W greckiej prasie pojawił się niedawno list otwarty do premiera Alexisa Tsiprasa. „Wzywam pana do sprzeciwu wobec Niemiec, wobec Schäuble [Wolfganga – niemieckiego ministra finansów]. Niech pan wyrzuci z kraju tych »Bawarczyków«” – zaapelował 89-letni Mikis Theodorakis, słynny kompozytor, autor muzyki do „Greka Zorby”.
Theodorakis, żarliwy człowiek lewicy, pisząc o „Bawarczykach” przywołał wielką grecką traumę z przeszłości. W 1832 r. mocarstwa narzuciły młodemu państwu nastoletniego króla z bawarskiej dynastii Wittelsbachów, który szybko doprowadził kraj do bankructwa, przy okazji lżąc swoich poddanych, nazywając ich m.in. „szpetnym bizantyjskim narodem”.

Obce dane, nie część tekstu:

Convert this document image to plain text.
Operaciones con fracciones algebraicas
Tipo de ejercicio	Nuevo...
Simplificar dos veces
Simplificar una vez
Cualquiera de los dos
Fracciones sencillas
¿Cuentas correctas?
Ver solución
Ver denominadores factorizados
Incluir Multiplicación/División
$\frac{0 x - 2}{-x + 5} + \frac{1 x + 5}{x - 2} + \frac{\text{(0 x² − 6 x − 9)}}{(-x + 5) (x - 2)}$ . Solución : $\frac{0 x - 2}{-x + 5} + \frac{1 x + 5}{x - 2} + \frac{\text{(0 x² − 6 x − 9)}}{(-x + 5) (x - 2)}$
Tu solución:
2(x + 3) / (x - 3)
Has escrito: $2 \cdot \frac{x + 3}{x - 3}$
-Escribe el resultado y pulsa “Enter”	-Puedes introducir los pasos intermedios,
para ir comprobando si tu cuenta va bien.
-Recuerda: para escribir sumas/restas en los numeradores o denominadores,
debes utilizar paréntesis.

Przywołanie przez Theodorakisa „Bawarczyków” było tylko preludium do finału listu. „Czas zakończyć dwa wieki europejskich zbrodni wobec Grecji” – gruchnął i zaapelował o cywilizacyjny „rozwód z zachodnimi wrogami helleńskiego świata”.
Premier mógł list zignorować, ale następnego dnia osobiście zadzwonił do autora, pogratulował mu i zaprosił do swojej siedziby. Obaj myślą podobnie. W trakcie ostatniego wystąpienia przed styczniowymi wyborami Tsipras obiecywał przecież Grekom, że nadchodzi „kres narodowego upokorzenia”. Na koniec nieco dwuznacznie zadeklarował: „Skończymy rządy zagranicznych okupantów”. Użył retoryki, której nikt w Grecji nie słyszał od 1945 r.
Ludzie jak narody
Pośród technokratycznego języka dyskusji o greckim kryzysie wciąż brakuje rozmowy o najbardziej chyba niedocenianej sile w stosunkach międzynarodowych, czyli o upokorzeniu.